Houlahan & Scalo 1992),
an antecessor refers to a tree in a forest of clusters. Each tree may or may not
exhibit substructure, referred to as branches and leaves.
Growth of the hierarchy¶
The procedure employed by acorns
during the growth of the hierarchy is
described in the following flow chart. This growth strategy is adapted from the
methods of astrodendro and
quickclump. However, key
differences in the algorithms (namely working with discrete data, rather than
data cubes) necessitate important differences in the details of each step.
After establishing a link between the bud cluster and already-established clusters in the hierarchy (see step 3c above), what happens next depends on the number of linked clusters that are identified:
- If no linked clusters are identified, the bud cluster is added to the cluster catalogue as a new cluster.
- If only a single cluster is identified as linked, the bud cluster is merged into this already established cluster.
- If multiple linked clusters are identified, further decision making is
required (see Resolve ambiguity in the flow diagram).
acorns
first of all determines how many of the linked clusters are true clusters (i.e. not bud clusters).
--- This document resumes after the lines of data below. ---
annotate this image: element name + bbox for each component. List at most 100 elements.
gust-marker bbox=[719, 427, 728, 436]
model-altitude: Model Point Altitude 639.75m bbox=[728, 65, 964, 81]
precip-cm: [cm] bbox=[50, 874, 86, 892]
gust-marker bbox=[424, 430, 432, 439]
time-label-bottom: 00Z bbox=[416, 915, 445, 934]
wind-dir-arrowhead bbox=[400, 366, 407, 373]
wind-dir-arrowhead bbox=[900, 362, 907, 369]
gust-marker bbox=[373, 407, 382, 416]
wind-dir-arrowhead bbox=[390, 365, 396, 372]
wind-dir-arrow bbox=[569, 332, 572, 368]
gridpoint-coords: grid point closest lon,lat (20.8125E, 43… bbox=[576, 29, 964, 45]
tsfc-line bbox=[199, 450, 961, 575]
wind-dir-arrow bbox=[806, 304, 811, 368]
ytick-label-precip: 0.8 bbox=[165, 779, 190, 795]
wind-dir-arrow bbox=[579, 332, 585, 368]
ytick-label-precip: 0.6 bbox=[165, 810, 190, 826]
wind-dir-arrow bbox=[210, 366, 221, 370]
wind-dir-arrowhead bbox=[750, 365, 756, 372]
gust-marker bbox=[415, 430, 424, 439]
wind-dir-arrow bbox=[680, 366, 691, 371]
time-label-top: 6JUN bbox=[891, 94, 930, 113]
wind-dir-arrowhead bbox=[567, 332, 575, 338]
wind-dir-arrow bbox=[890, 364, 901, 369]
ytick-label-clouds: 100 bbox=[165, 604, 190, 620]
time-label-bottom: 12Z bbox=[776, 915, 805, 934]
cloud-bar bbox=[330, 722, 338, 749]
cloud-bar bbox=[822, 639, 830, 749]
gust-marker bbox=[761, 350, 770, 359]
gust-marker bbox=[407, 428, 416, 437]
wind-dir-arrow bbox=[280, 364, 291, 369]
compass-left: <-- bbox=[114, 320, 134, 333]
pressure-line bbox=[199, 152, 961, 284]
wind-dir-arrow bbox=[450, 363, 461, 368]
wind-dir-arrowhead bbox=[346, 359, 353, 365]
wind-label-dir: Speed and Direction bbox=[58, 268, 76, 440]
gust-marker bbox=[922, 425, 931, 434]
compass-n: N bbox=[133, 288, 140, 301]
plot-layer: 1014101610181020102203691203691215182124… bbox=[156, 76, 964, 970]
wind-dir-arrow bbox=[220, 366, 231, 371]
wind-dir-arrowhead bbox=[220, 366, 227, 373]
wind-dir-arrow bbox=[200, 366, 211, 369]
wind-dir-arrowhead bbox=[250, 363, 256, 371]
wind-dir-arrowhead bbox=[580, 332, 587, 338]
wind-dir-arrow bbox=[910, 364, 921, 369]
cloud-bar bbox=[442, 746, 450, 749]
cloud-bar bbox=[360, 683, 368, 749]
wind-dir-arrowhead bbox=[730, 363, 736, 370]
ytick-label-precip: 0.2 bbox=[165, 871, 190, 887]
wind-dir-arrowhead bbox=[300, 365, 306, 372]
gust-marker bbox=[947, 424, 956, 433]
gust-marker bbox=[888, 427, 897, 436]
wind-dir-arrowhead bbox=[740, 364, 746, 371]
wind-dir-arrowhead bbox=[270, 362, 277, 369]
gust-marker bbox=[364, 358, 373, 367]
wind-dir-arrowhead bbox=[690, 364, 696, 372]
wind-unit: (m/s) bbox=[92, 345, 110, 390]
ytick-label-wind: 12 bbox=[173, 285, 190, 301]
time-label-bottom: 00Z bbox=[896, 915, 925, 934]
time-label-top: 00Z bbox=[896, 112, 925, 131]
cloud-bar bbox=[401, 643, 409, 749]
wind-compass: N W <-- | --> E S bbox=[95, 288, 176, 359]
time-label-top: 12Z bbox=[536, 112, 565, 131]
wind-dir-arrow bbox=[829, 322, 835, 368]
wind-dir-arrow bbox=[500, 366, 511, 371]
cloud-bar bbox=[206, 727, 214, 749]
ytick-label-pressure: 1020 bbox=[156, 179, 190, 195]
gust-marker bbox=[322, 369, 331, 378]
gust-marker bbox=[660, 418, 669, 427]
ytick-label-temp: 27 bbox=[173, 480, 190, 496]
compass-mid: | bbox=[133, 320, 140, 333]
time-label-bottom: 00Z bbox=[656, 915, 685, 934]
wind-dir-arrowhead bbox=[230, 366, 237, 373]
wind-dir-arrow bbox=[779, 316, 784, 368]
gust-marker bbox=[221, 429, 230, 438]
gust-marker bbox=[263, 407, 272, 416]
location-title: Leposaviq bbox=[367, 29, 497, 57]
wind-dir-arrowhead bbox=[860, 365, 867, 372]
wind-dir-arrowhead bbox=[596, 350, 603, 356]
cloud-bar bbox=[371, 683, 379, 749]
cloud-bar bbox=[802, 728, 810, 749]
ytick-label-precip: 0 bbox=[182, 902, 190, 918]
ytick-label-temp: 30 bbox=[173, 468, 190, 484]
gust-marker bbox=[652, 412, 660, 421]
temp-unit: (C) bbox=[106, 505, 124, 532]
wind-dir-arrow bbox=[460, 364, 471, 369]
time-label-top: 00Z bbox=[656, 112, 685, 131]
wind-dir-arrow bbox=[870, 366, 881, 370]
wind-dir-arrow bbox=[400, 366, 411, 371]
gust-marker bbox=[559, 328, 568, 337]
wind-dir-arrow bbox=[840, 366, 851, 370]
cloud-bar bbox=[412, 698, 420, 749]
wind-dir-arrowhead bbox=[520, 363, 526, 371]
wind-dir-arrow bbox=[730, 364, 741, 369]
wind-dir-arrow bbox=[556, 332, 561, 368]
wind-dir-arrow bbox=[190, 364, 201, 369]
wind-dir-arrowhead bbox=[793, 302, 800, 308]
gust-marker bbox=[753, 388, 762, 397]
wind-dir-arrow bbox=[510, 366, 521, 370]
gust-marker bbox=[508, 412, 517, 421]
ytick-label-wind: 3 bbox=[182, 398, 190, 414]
Once this has been determined, what happens next depends on how many fully-fledged clusters our bud cluster is linked to:- If none, then this tells us that all of the clusters linked to our bud must also be bud clusters. We merge our bud cluster into one of these other buds.
- If only a single linked cluster remains we merge the bud cluster into this already established cluster.
- If multiple linked clusters remain, a branch cluster is formed - a new level in the hierarchy.
- As a final step. All remaining bud clusters (if any) are then merged with the same cluster as our original bud cluster.